Conversations With Cardiologists: Christopher Ellis, MD, FACC
Dec 16, 2015 | Jared O'Leary, MD and Travis Richardson, MD
Christopher Ellis, MD, FACC, is an associate professor of medicine at Vanderbilt Heart Institute.
Why did you choose to pursue an academic career within cardiac electrophysiology (EP)?
The potential for advancing science and changing clinical practice while maintaining somewhat better work-life balance pointed me towards an academic career. I did not have a desire to do basic science, nor to write National Institutes of Health grants, but rather, have the presence of a strong academic institution behind me where I could be more foreword thinking in my approach to patient care. Once I established a successful busy clinical practice through hard work, attention to detail, strong communication with referring MD's and a focus on excellent outcomes, I was able to create some of my new skill sets from within my own practice. This is critical when learning new skills, to have a longer standing relationship with patients and families (particularly with left atrial appendage (LAA) closure, hybrid surgical atrial fibrillation (AFib) ablation and laser lead extraction).
What do you see as the most intellectually stimulating part of your job today?
I am able now to participate in investigational device exemption (IDE) trials of experimental invasive devices and procedures, and to be able to parlay my new skill set into investigator initiated research projects with common goals for both myself, the university and our industry partners.
Despite being in your early career you have been very successful in participating in industry sponsored research. What do you think has allowed you to be successful in this area?
First, you have to be excellent in regards outcomes, complex skill sets, and being able to learn new innovative approaches while maintaining your practice. This is where industry will turn to for IDE studies. A few bad operators can sink a very promising technology, which is so costly that industry cannot afford to pull the plug once you get to human clinical trials (example, the LAPTOP trial for implanted LA pressure sensor for heart failure). At least half of what I do now (seven years into practice) I did not learn at ALL during EP fellowship.
Regarding investigator initiated studies (IIS), I have maintained a realistic view of where I can impact quality and innovation in practice, and also align common endpoints or goals for industry partners. There is a ton of available resources to help carry out good ideas from faculty. Personal relationships and building partnerships with industry does not have to be so 'evil' as it seems institutions and the public perceive it. A healthy ongoing dialogue with medical directors, chief executive officers and other MD's with common viewpoints have led to success in building a large portfolio of IIS studies.

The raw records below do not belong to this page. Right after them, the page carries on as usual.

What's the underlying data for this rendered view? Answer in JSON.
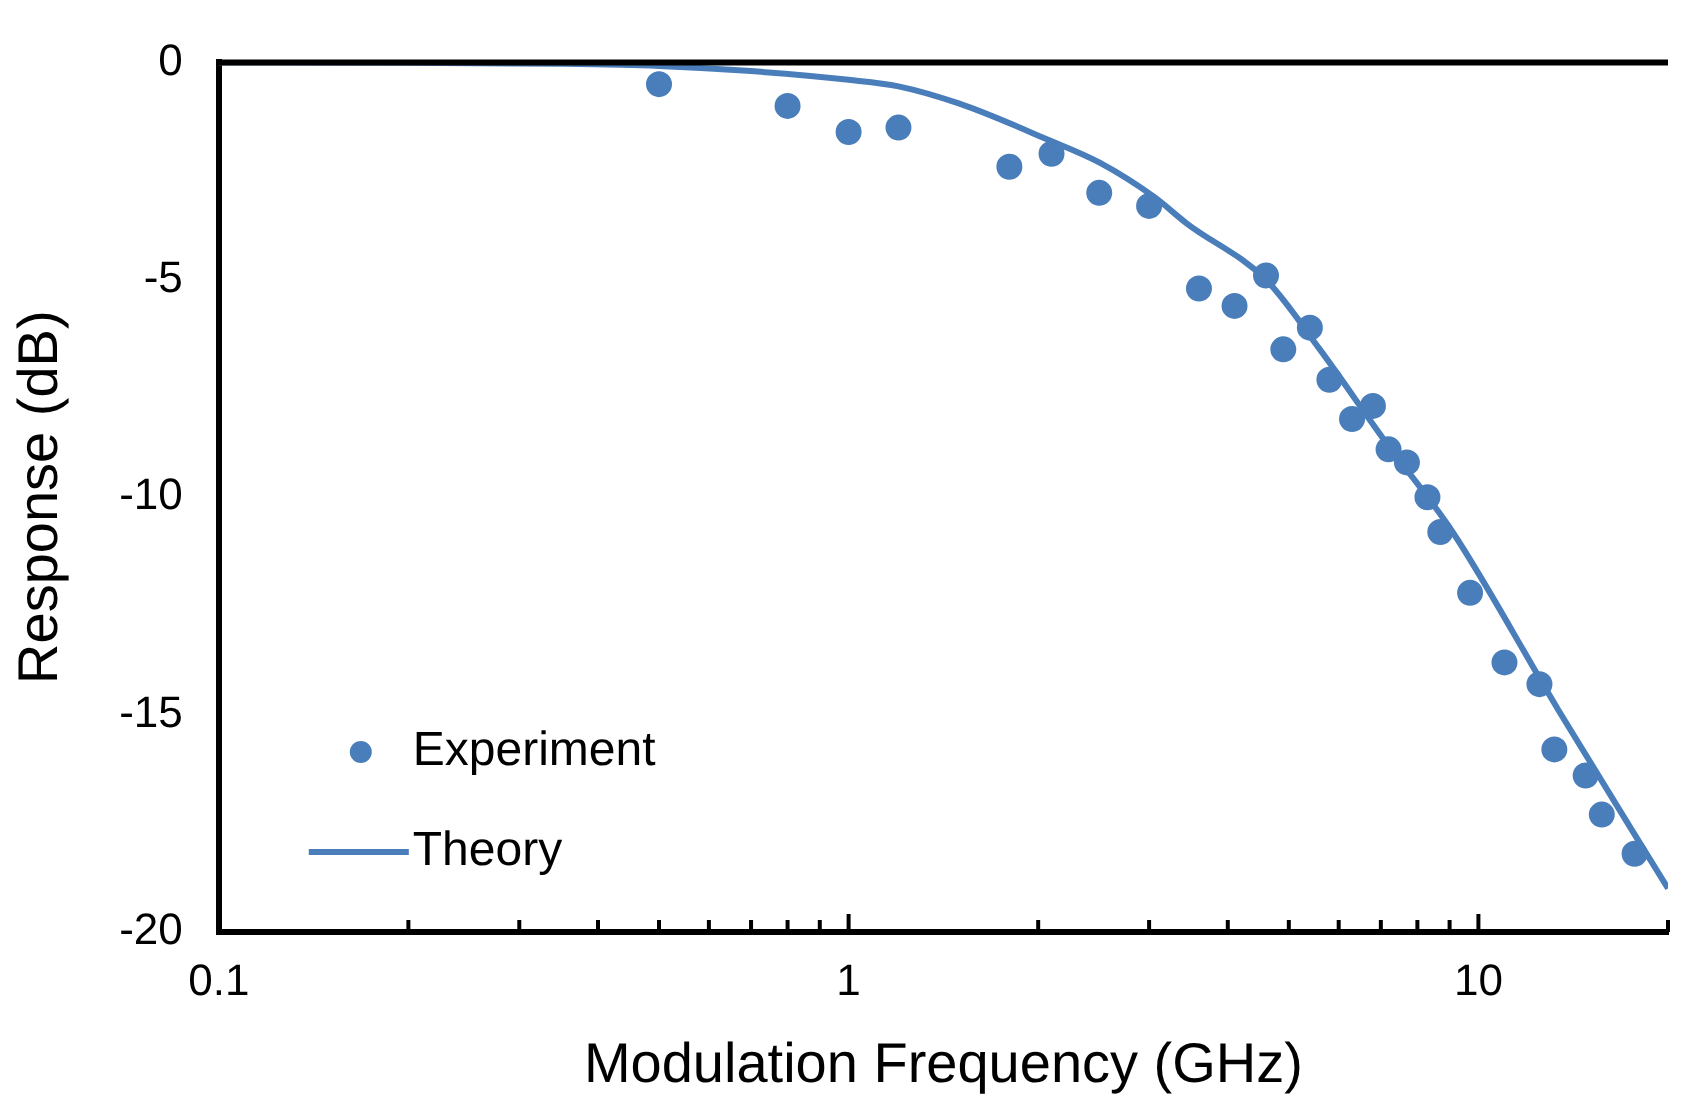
{
  "chart_data": {
    "type": "scatter",
    "xlabel": "Modulation Frequency (GHz)",
    "ylabel": "Response (dB)",
    "log": "x",
    "xlim": [
      0.1,
      20
    ],
    "xticks": [
      0.1,
      {
        "value": 0.2,
        "label": null
      },
      {
        "value": 0.3,
        "label": null
      },
      {
        "value": 0.4,
        "label": null
      },
      {
        "value": 0.5,
        "label": null
      },
      {
        "value": 0.6,
        "label": null
      },
      {
        "value": 0.7,
        "label": null
      },
      {
        "value": 0.8,
        "label": null
      },
      {
        "value": 0.9,
        "label": null
      },
      1,
      {
        "value": 2,
        "label": null
      },
      {
        "value": 3,
        "label": null
      },
      {
        "value": 4,
        "label": null
      },
      {
        "value": 5,
        "label": null
      },
      {
        "value": 6,
        "label": null
      },
      {
        "value": 7,
        "label": null
      },
      {
        "value": 8,
        "label": null
      },
      {
        "value": 9,
        "label": null
      },
      10,
      {
        "value": 20,
        "label": null
      }
    ],
    "ylim": [
      -20,
      0
    ],
    "yticks": [
      -20,
      -15,
      -10,
      -5,
      0
    ],
    "grid": false,
    "legend": "bottom left",
    "series": [
      {
        "name": "Experiment",
        "marker": "circle",
        "color": "#4a7ebb",
        "x": [
          0.5,
          0.8,
          1.0,
          1.2,
          1.8,
          2.1,
          2.5,
          3.0,
          3.6,
          4.1,
          4.6,
          4.9,
          5.4,
          5.8,
          6.3,
          6.8,
          7.2,
          7.7,
          8.3,
          8.7,
          9.7,
          11.0,
          12.5,
          13.2,
          14.8,
          15.7,
          17.7
        ],
        "values": [
          -0.5,
          -1.0,
          -1.6,
          -1.5,
          -2.4,
          -2.1,
          -3.0,
          -3.3,
          -5.2,
          -5.6,
          -4.9,
          -6.6,
          -6.1,
          -7.3,
          -8.2,
          -7.9,
          -8.9,
          -9.2,
          -10.0,
          -10.8,
          -12.2,
          -13.8,
          -14.3,
          -15.8,
          -16.4,
          -17.3,
          -18.2
        ]
      },
      {
        "name": "Theory",
        "type": "line",
        "marker": "none",
        "line_style": "solid",
        "color": "#4a7ebb",
        "x": [
          0.1,
          0.2,
          0.35,
          0.5,
          0.7,
          1.0,
          1.2,
          1.5,
          2.06,
          2.5,
          3.06,
          3.44,
          4.6,
          5.6,
          7.1,
          9.1,
          13.4,
          20
        ],
        "values": [
          0,
          -0.01,
          -0.03,
          -0.08,
          -0.2,
          -0.4,
          -0.55,
          -0.95,
          -1.76,
          -2.3,
          -3.1,
          -3.7,
          -5.0,
          -6.6,
          -8.7,
          -10.8,
          -14.9,
          -19.0
        ]
      }
    ]
  }
}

What do you see as the role of industry in academic cardiac electrophysiology?
There can definitely be a partnership. Some technology innovations are clearly going to improve patient outcomes and at the same time reduce costs. These are focus areas that we would have a common goal. Device versus device or registries for cardiac implantable electronic device (CIED) performance are less appealing but do bring essential funding to the clinical research programs that otherwise would fold financially.

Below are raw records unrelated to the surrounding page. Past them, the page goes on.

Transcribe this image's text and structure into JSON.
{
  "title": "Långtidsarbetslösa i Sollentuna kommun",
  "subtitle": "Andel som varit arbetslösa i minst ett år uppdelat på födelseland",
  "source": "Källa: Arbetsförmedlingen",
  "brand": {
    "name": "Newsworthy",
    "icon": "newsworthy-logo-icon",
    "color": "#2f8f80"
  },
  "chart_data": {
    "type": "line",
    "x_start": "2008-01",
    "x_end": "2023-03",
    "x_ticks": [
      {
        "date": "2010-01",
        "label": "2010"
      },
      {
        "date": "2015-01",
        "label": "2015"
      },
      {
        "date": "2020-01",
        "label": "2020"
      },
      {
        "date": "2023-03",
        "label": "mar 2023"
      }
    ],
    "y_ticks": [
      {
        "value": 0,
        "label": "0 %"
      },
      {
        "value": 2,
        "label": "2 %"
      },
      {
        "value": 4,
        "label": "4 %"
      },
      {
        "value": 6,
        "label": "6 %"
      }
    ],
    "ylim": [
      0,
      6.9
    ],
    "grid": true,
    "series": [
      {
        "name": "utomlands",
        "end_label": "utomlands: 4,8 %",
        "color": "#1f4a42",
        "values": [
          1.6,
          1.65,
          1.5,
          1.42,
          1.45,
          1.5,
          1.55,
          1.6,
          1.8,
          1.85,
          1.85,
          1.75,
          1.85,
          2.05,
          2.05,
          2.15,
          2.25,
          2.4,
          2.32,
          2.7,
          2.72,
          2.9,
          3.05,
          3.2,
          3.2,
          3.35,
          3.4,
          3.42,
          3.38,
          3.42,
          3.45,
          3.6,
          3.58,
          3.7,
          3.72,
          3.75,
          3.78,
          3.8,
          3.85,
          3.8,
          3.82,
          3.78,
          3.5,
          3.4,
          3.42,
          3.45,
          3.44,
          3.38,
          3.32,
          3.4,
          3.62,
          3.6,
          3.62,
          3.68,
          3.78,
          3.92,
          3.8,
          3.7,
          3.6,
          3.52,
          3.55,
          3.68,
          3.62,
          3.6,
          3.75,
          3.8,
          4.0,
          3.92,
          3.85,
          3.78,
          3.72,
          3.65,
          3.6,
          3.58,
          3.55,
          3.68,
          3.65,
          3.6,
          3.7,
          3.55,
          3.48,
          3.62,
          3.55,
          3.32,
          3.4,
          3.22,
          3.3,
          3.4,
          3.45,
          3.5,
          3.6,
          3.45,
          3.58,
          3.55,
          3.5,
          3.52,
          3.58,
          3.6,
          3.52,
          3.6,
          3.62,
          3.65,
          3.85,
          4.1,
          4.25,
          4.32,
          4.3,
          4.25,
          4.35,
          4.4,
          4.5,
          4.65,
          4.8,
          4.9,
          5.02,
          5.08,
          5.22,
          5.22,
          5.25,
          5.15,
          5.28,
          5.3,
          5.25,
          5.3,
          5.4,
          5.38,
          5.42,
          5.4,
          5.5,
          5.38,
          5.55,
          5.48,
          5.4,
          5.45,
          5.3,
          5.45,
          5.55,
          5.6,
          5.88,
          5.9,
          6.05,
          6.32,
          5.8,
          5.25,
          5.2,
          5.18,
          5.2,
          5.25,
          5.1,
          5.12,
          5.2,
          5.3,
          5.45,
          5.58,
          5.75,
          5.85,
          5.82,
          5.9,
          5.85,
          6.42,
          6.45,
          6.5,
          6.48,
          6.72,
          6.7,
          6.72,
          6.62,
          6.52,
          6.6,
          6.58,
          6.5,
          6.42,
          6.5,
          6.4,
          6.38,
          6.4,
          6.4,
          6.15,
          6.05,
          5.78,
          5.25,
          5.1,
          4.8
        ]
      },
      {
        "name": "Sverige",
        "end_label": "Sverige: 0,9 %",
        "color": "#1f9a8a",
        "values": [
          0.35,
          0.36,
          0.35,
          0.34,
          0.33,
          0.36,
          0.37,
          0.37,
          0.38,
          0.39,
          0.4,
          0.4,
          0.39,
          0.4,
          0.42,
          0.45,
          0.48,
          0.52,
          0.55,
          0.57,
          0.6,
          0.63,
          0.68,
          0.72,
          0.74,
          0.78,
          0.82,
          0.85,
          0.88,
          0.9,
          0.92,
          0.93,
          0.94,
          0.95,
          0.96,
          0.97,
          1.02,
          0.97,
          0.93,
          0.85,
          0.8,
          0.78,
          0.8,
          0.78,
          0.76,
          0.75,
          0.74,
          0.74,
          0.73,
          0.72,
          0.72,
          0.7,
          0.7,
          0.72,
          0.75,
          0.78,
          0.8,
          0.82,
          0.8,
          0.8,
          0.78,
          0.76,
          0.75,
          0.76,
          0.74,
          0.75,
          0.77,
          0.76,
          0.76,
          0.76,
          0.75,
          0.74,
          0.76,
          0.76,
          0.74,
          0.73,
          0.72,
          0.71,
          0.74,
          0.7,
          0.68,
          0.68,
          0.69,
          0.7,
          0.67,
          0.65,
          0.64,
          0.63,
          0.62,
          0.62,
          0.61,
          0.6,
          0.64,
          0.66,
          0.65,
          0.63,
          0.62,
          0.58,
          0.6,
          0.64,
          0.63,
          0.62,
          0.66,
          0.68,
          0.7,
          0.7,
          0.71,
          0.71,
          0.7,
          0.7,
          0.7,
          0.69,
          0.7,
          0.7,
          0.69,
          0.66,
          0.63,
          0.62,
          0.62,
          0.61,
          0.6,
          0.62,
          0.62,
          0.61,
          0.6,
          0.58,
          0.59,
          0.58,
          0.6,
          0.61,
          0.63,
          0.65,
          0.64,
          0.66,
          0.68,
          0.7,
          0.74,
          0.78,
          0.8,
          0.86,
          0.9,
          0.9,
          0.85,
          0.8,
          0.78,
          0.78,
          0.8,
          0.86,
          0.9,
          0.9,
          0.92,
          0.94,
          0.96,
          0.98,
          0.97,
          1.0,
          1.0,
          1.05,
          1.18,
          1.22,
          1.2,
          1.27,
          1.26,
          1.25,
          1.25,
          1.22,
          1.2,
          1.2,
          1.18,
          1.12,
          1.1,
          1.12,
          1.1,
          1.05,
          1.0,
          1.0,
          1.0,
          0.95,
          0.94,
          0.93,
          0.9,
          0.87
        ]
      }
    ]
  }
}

What emerging technology in clinical electrophysiology do you find most exciting and why?
Clearly my focus has shifted towards LAA closure for stroke prevention in AFib. The Watchman U.S. Food and Drug Administration (FDA) approval was a big step forward, but there is a ton of work to do. Medicare is putting restrictions on coverage and most private insurers are denying payment despite strong data that this is a mortality reducing and cost effective approach. Being able to get involved in this space on the front line with LARIAT, Atriclip, Watchman, etc., is a great joy to me, and I know will eventually be a front line therapy for all AF patients.
Being a top implanter of transcatheter pacemakers with MICRA was a great step in my career and will lead to further study on next generation platforms for this game changing technology. Leadless pacing will save lives in the long run. I often have to remind MD's that a device generator change is the most dangerous procedure we perform with a 2-3 percent infection rate associated with one year mortality of 20 percent (thus a 0.15 percent rate of death from each generator change).
What advice do you have for fellows in training interested in an academic career within a procedural subspecialty like electrophysiology?
Clearly getting into the EP lab is the first step. I have to laugh when I look back: I decided on EP as a specialty, and had never actually scrubbed-in on a case ever. Then I find out for a solid 30 hours a week I will be doing invasive procedures and wearing lead. I wouldn't change a thing, but many trainees may not truly understand what an EP career is like.
How would you suggest that fellows interested in working with the device industry seek out opportunities?
A good place to start is actually the smaller academic meetings and symposia. Meet folks there and start discussions about what work needs to be done. Examples for me included the LAA meeting, Frankfurt LAA CSI conference, and Boston AF and the satellite symposia for lead extraction and persistent AF ablation. Also, when working with faculty on projects at your institution, make it clear you are interested in taking the lead on a project. Build trust early. I have found industry to be quite supportive later of dealing directly with EP fellows on future projects. Many institutions have restrictive policies on relations with industry and I generally find this counter-productive. A bad policy often trumps the best noble intentions.
This article was authored by Jared O'Leary, MD, and Travis Richardson, MD, clinical fellows in training at Vanderbilt University in Nashville, TN.